When Reshma is asked whether she would like for any part of her surrogacy arrangement to be done differently, she responds, ‘I did feel like the couple should have met me. It wasn’t necessary for them to pay me only what was agreed in the contract. I did so much. I gave them a boy.’ Commissioning couples commonly seek ‘fair’ (which often translates as upper caste) surrogates to gestate their babies, and want male embryos to be selected for implantation. In a free-market situation, is anything acceptable?
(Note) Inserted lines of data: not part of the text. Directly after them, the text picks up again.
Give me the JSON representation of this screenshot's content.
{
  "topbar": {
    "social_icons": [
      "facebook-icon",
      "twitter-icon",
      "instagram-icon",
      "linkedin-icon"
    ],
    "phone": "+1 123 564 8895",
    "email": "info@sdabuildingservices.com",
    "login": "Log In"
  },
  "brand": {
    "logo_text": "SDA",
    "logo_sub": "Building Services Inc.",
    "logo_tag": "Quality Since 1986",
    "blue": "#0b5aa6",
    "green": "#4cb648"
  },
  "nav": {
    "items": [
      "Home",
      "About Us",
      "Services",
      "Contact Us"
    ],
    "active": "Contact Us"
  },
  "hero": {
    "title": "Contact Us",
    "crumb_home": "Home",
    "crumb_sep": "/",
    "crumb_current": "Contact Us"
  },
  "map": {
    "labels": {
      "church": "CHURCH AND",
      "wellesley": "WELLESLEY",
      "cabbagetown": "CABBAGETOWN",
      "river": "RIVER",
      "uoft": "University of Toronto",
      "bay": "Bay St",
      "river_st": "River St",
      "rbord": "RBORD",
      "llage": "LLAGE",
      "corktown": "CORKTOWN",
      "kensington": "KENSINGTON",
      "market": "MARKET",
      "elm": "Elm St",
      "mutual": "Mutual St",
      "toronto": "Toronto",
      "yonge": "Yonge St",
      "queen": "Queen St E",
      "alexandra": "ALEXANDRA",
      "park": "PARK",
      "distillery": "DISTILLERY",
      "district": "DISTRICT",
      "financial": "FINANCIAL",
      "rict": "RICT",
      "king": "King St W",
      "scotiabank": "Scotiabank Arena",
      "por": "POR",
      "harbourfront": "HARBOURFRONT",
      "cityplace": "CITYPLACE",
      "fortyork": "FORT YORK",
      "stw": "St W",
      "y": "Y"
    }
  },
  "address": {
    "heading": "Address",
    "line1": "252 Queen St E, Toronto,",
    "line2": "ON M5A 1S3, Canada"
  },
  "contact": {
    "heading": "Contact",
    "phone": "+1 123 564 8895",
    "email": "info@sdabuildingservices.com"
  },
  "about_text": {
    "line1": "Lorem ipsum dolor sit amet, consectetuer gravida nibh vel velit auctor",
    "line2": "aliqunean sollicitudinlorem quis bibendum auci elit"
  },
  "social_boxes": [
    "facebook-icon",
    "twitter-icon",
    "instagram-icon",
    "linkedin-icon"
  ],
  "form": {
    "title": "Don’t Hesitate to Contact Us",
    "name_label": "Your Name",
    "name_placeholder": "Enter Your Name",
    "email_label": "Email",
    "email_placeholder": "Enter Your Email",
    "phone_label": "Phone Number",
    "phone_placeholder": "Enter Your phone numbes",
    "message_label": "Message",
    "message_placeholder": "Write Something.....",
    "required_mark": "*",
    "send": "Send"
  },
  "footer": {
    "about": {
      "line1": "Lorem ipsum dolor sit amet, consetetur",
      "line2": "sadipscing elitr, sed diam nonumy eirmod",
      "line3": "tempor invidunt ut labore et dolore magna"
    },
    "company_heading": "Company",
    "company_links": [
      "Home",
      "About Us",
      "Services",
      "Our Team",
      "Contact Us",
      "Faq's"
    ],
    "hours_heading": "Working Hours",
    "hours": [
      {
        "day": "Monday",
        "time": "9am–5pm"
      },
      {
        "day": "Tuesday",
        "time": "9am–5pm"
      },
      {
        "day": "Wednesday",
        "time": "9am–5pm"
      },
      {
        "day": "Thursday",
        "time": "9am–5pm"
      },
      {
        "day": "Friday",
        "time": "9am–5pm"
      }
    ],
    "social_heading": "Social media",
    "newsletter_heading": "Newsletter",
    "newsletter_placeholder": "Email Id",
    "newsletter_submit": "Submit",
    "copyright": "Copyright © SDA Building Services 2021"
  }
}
Surrogacy raises larger questions of reproductive autonomy and justice. According to a study by Betsy Hartmann, a women’s-health activist, surrogate women in Anand, Gujarat, are ‘literally producing citizens of other countries, while they remain second- or third-class citizens in their own, subject to a state-imposed two-child norm when it comes to their own offspring.’ Perhaps then, rather than a moral debate around the acceptability of surrogacy, we need to focus on the terms of surrogacy, the context and implications of its operation.
The possible creation of three mothers (commissioning mother, the gestational mother, and in case of use of donor eggs, the genetic mother) has medical, ethical and legal implications. No credible, long-term studies on the health implications of the procedures and drugs in ARTs have been done, for both mother and child; the custody and citizenship of the child might be contested, such as in transnational surrogacy arrangements. In the absence of regulation, the surrogate’s bodily integrity, health and rights can be compromised; and in more extreme instances, women can be sold or trafficked to be surrogates. This was the case in an orphanage in Haryana that sold a girl twice in three years to bear children for childless couples.
Jaswinder’s concerns about the surrogacy arrangement she might enter into are all health-related. She is clear that she will not want to keep the child; she says she has two of her own she can barely look after. But she wants her health to be protected. Although Jaswinder does not know it yet, her concerns are not unfounded. A doctor at one of Mumbai’s top IVF clinics says that she knows of cases in which the surrogate has died. A doctor at another clinic shares, with some disdain, the story of a surrogate, commissioned for a Saudi Arabian couple, who never returned to the clinic after a ‘weak positive’ was confirmed for the pregnancy. The couple was given another surrogate and business went on as usual. But the woman turned up after four months, pregnant with three babies. ‘I told her we cannot do anything now. You should have come earlier,’ the doctor recalled. ‘She went away and I don’t know what happened after that.’
~ Vrinda Marwah works with Sama, a Delhi-based resource group on gender and health.